I lay there when he was finished and thought about all I had done for the children and thought about the war and all that had to be done afterwards, knew then that my love for the children, their needs, were the obsessions of my life. They were my reason to live, more than just living to exist. I knew then that I had to let their cause stay with me, had to let my hatred of the world and the war go, because there were the children.

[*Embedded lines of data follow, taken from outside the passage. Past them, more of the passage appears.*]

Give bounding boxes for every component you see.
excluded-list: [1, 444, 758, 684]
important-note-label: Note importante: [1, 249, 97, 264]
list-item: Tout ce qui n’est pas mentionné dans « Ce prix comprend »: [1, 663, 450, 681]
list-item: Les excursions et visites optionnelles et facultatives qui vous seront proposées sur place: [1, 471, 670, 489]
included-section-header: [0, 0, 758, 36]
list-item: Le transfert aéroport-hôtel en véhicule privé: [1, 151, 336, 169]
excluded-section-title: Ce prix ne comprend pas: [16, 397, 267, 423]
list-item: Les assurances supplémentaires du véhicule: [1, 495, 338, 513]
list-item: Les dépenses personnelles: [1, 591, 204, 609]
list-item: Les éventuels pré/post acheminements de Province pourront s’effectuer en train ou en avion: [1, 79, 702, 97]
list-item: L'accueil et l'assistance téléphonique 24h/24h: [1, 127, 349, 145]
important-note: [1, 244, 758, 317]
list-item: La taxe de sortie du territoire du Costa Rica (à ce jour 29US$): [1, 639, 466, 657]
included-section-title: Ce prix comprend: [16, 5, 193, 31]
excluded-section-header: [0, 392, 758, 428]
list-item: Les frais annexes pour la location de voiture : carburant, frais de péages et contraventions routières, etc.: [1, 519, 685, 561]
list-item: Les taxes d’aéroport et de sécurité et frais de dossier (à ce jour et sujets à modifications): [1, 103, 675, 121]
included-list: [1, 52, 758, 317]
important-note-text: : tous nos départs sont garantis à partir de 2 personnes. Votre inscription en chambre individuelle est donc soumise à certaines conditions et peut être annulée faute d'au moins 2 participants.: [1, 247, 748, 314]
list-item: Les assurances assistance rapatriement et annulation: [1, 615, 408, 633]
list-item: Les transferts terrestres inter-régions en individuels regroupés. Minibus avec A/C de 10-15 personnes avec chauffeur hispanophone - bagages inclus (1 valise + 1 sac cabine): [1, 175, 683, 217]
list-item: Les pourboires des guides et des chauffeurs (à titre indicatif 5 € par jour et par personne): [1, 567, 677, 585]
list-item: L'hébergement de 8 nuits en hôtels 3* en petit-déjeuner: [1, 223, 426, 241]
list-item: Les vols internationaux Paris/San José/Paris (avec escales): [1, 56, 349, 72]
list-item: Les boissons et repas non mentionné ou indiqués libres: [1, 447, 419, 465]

The next day they came and took the old man away. He had pulled the bandage off of the nub of his arm during the night and chewed the cauterized wound open with the viciousness of a tiger and had bled to death. His sheets were the color of gunmetal rust when they came for him and pulled the stained sheet over his head and rolled him away.
They brought in a young, wounded pilot then, and his eyes were cold and hard and the color of grave dirt. I spoke to him and be wouldn’t speak back, but I kept at it, and finally he yelled at me, and said he didn’t want to live, that he had seen too much terror to want to go on, but I kept talking to him, and soon he was chattering like a machine gun and we had long conversations into the night about women and chess and the kind of beers we were missing back home. And he told me his hopes for after the war, and I told him mine. Told him how I would get out of my bed and go back to the front lines to help the refugee children, and after the war I would help those who remained.
A month later they let me out of the bed to wander.
I think often of the old man now, especially when the guns boom about the camp and I’m helping the children, and sometimes I think of the young man and that I may have helped do for him with a few well-placed words what the old man did for me, but mostly I think of the old one and what he said to me the night before he finished his life. It’s a contradiction in a way, him giving me life and taking his own but he knew that my life was important to the children. I wish I had turned and spoken to him, but that opportunity is long gone.
Each time they bring the sad, little children in to me, one at a time, and I feed them and hold them, I pray the war will end and there will be money for food and shelter instead of the care of soldiers and the making of bullets, but wishes are wishes, and what is, is.
And when I put the scarf around the children’s necks and tighten it until I have eased their pain, I am overcome with an even simpler wish for spare bullets or drugs to make it quicker, and I have to mentally close my ears to the drumming of their little feet and shut my nose to the smell of their defecation, but I know that this is the best way, a warm meal, a moment of hope, a quick, dark surrender, the only mercy available to them, and when I take the scarf from their sad, little necks and lay them aside, I think again of the old man and the life he gave me back and the mercy he gives the children through me.